Shawnee Mission, Kansas – Armed with six shrink-wrapped presentations of our plan to make NCAA events the center piece of our 24/7 programming concept, I confidently walked through the door of the NCAA Headquarters. I was ushered into a conference room to meet with Tom Hansen and Dennis Cryder.
Turned out the meeting didn’t last long, but I did learn that the NCAA didn’t plunge into new ideas as fast as we did. As many of us do when we encounter some that has never been done before, Tom and Dennis were skeptical. They asked a lot of questions, but gave no indication that any of what I had presented would be endorsed by the NCAA anytime soon. As a matter of fact, Tom said that the concept” might” be presented to the membership fr approval at the National Convention in 1980 – 15 months away. Discouraging news at the moment, but at least the concept had been introduced.

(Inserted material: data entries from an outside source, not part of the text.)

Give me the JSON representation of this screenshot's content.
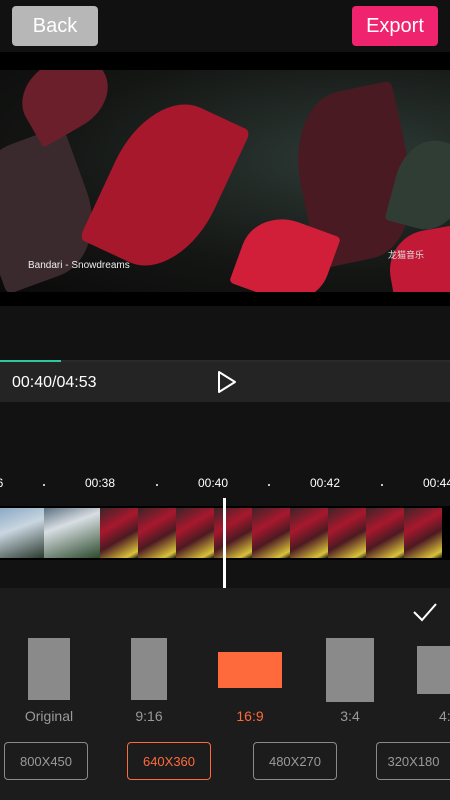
{
  "header": {
    "back_label": "Back",
    "export_label": "Export"
  },
  "video": {
    "caption": "Bandari - Snowdreams",
    "watermark": "龙猫音乐"
  },
  "playback": {
    "time": "00:40/04:53",
    "progress_fraction": 0.135
  },
  "timeline": {
    "ticks": [
      "6",
      "00:38",
      "00:40",
      "00:42",
      "00:44"
    ]
  },
  "aspect_ratios": [
    {
      "label": "Original",
      "selected": false
    },
    {
      "label": "9:16",
      "selected": false
    },
    {
      "label": "16:9",
      "selected": true
    },
    {
      "label": "3:4",
      "selected": false
    },
    {
      "label": "4:",
      "selected": false
    }
  ],
  "resolutions": [
    {
      "label": "800X450",
      "selected": false
    },
    {
      "label": "640X360",
      "selected": true
    },
    {
      "label": "480X270",
      "selected": false
    },
    {
      "label": "320X180",
      "selected": false
    }
  ],
  "colors": {
    "export": "#f0246e",
    "accent": "#ff6a3d",
    "progress": "#2ec7a0"
  },
  "icons": {
    "play": "play-icon",
    "confirm": "checkmark-icon"
  }
}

Myriad meetings, phone calls and plane trips later the NCAA turned from skeptics to enthusiasts. Fortunately, the conversion didn’t take 15 months. Executive Director Walter Byers appeared at a TV Committee meeting in Kansas City on January 25, 1979 to ask some questions and start the ball rolling toward a contract that resulted in the first formal programming agreement between the NCAA and the E. S. P. Network (ESPN) on March 1, 1979.